Friday’s post was about how those of us who struggle with sin have a worship disorder. This week we will begin to look at the spiritual implications of a specific kind of worship disorder: eating disorders. Many Christian women (and men) struggle with the worship disorder of eating disorders. Before I begin in earnest I must put my stake in the ground as to what Eating Disorders are from a few different perspectives.
From the medical perspective all eating disorders come with high physical costs. Overeating, starving, binging and purging all wreak havoc on the body’s machinery. Heart problems, brain problems, electrolite problems, teeth problems, intestinal problems and liver problems all occur in part or in total from disordered eating of one kind or another.
From the emotional perspective all eating disorders create or exacerbate emotional issues. Guilt, shame, fear, and anger all are involved in the life of a person who is eating disordered.
From the spiritual perspective all eating disorders are the revelation of a worship disorder. They are an outward sign of an inward spiritual disruption.
Eating disorders are behaviors. These behaviors lead to illness or dis-ease. By the time a person’s eating habits have brought dis-ease or illness they have been at the behavior for a while, long enough to make these behaviors into habits or a new way of life. It is usually at this stage that family and friends get clued in that something is very wrong with the one who suffers.
Each of the eating disorders have a few things in common from the spiritual perspective:
Fear: The Anorectic has a tremendous fear of man. They fear not measuring up to the standards of other people, or their own standards. The opinion of others is very important to them and part of what drives the behavior is the fear of displeasing them. This places the opinions of self, boy or girlfriend, parents, coaches, or others in the place of God’s opinion over how life is lived.
The Bulimic fears exposure. They do not want their behavior discovered and live in fear of someone hearing them purge or finding their immense stash of food. They fear being fat, going broke and not being able to stop the behavior. Ironically, they also fear not wanting to stop and this leads to a fear of dying from it.
The over eater fears the judgments of other people. Overeating leads to weight gain and despite what you may think, the fat person knows they are fat and they know why. They fear being judged by people they consider to be “normal” weight. They also fear not being able to find clothes that will fit them, or fitting into the ones that they have. The over eater also fears rejection by their spouse because of their size. So, fear is a common denominator with eating disorders.
Another thing all eating disordered people have in common is in the area of control. The Anorectic believes he or she must have control over every bit of food that is put in their mouth. Every calorie is counted, every piece of lettuce, and sip of water is calculated. She is very in tune with her body and is attempting to control what it needs to function by her will alone.

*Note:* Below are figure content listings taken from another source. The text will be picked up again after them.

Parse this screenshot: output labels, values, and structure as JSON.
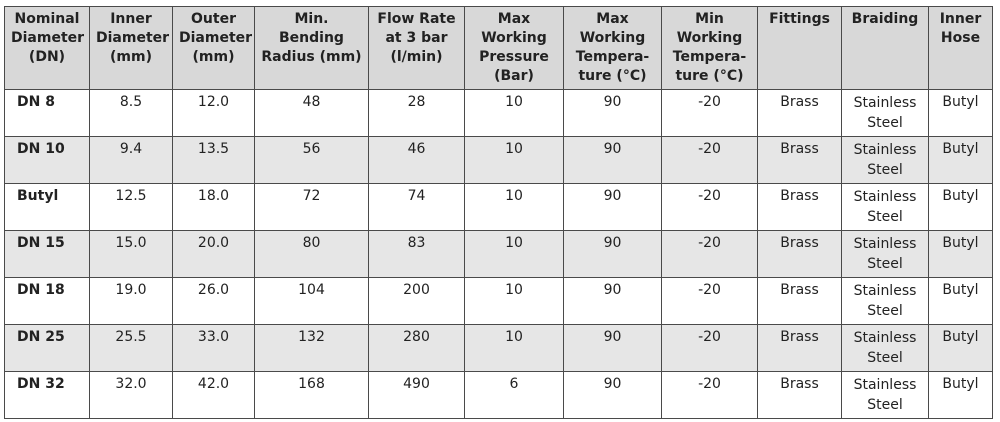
{
  "table": {
    "headers": [
      "Nominal\nDiameter\n(DN)",
      "Inner\nDiameter\n(mm)",
      "Outer\nDiameter\n(mm)",
      "Min.\nBending\nRadius (mm)",
      "Flow Rate\nat 3 bar\n(l/min)",
      "Max\nWorking\nPressure\n(Bar)",
      "Max\nWorking\nTempera-\nture (°C)",
      "Min\nWorking\nTempera-\nture (°C)",
      "Fittings",
      "Braiding",
      "Inner\nHose"
    ],
    "rows": [
      [
        "DN 8",
        "8.5",
        "12.0",
        "48",
        "28",
        "10",
        "90",
        "-20",
        "Brass",
        "Stainless Steel",
        "Butyl"
      ],
      [
        "DN 10",
        "9.4",
        "13.5",
        "56",
        "46",
        "10",
        "90",
        "-20",
        "Brass",
        "Stainless Steel",
        "Butyl"
      ],
      [
        "Butyl",
        "12.5",
        "18.0",
        "72",
        "74",
        "10",
        "90",
        "-20",
        "Brass",
        "Stainless Steel",
        "Butyl"
      ],
      [
        "DN 15",
        "15.0",
        "20.0",
        "80",
        "83",
        "10",
        "90",
        "-20",
        "Brass",
        "Stainless Steel",
        "Butyl"
      ],
      [
        "DN 18",
        "19.0",
        "26.0",
        "104",
        "200",
        "10",
        "90",
        "-20",
        "Brass",
        "Stainless Steel",
        "Butyl"
      ],
      [
        "DN 25",
        "25.5",
        "33.0",
        "132",
        "280",
        "10",
        "90",
        "-20",
        "Brass",
        "Stainless Steel",
        "Butyl"
      ],
      [
        "DN 32",
        "32.0",
        "42.0",
        "168",
        "490",
        "6",
        "90",
        "-20",
        "Brass",
        "Stainless Steel",
        "Butyl"
      ]
    ]
  },
  "colors": {
    "header_bg": "#d8d8d8",
    "shaded_row_bg": "#e6e6e6",
    "border": "#4a4a4a"
  }
}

The bulimic also wants control over her body, and its appearance. She wants to look good, be thin, and still indulge herself. She alone controls what food stays in her system and when she binges and purges. It is a tremendous power trip! No one can effectively stop her from throwing up in her mouth or sticking the toothbrush too far down her throat.
The over eater demonstrates a lack of self-control in a consistent manner. Many will describe a feeling as if something were taking over when they get in the same room with food as though all sense of time and reason has been lost and they are not in control of what or how much goes in their mouth.
There is also a lengthy list of things specific to each of these behaviors that space does not allow me to dive into. This medium is not perfect nor even the best to conduct such a “conversation” and please understand that I am well aware of this.
Also, before the hate mail starts coming and you assume I don’t know what I am talking about let me say that I have struggled with each of these behaviors in my life. In 1988-89 I was “diagnosed” bulimarexic having characteristics of both bulimia and anorexia. I lost 45 pounds within 30 days and I was acutely aware of each of these things I mention above. I also have a tendency to want to over eat and weight issues are not unfamiliar to me.
I have counseled many women with eating disorder behavior and for the most part, these things hold true in almost every case.
That being said, other characteristics common to ALL eating disorders is pride and or idolatry. Both the anorectic and the bulimic worship their body image or the body image she wishes she had. Each of these behaviors has as a root the mis-belief that “It is my body and I will do with it what I please.” The over eater in particular uses food to meet their perceived needs, medicate emotions, and soothe themselves. Food becomes the means by which “I feel better.”
“I” becomes more important than the Lord or His glory. “I” becomes the one who must be pleased, happy, and satisfied and I daresay glorified. “I” become a functional idolater.
It is with this thought that I leave you today.